U.S. Secretary of Energy Jennifer Granholm was among speakers noting the environmental justice movement paved by the late civil rights leader Dr. Martin Luther King Jr. during an observance ceremony in his honor.

The U.S. Department of Energy’s 2023 Dr. Martin Luther King, Jr. Observance Ceremony was hosted Jan. 17 by the department’s Office of Economic Impact and Diversity plus Blacks in Government Employee Resource Group, a release said. 

“Dr. King’s work paved the way to our nation’s now-thriving environmental justice movement and his legacy lives through the President’s historic commitments to communities, equity, and justice,” Office of Economic Impact and Diversity Director Shalanda Baker said in the release.

Granholm and Baker were among speakers who said King’s civil rights work “laid the foundation for environmental justice,” helping the Department of Energy advance equality and inclusion, the release reported.

“We’re not ‘Dr. Kings,’ but he’s inspired us, and we have a responsibility to make it better,” Granholm said in the release. 

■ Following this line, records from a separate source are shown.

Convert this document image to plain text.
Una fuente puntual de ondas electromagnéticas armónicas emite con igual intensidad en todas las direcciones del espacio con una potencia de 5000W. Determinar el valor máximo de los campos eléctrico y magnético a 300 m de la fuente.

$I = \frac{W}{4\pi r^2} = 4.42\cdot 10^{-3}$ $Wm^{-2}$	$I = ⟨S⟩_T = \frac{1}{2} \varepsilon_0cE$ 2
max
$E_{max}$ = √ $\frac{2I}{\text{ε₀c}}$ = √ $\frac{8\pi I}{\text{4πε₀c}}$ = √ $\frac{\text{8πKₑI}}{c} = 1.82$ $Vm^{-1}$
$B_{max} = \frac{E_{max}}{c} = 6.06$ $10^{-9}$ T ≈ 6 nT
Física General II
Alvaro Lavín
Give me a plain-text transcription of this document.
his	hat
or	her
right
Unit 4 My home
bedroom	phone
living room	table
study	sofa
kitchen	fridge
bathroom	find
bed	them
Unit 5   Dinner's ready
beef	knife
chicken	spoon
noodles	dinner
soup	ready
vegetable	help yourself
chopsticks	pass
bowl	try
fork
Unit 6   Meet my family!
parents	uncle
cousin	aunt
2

Granholm cited President Biden’s executive order that requires 40% of federal investments go to disadvantaged communities “in the shadows of power plants” bisected by transportation decisions and “that have made employment in the dirtiest and most toxic industries the norm,” according to the release

“What responsibility we have as we reflect upon Dr. King and his impact, to be able to use these powerful tools and this powerful intention in a way where we — with our thousand acts — can really have an impact,” Granholm said in the release.  

Keynote speaker U.S. Rep. Marc Veasey, D-Texas, said disadvantage communities are affected by “the lack of access to energy sector opportunities,” the release said.

“We can't have real equality… if we don't talk about how we are not financially included and able to sit around that table when it comes to growing this [energy space]," Veasey said in the release. “What you don’t see enough is Black people getting the financing that’s needed so we can start the next electric car company — so we can start the next renewable energy company — so we can play roles… in the traditional energy space.”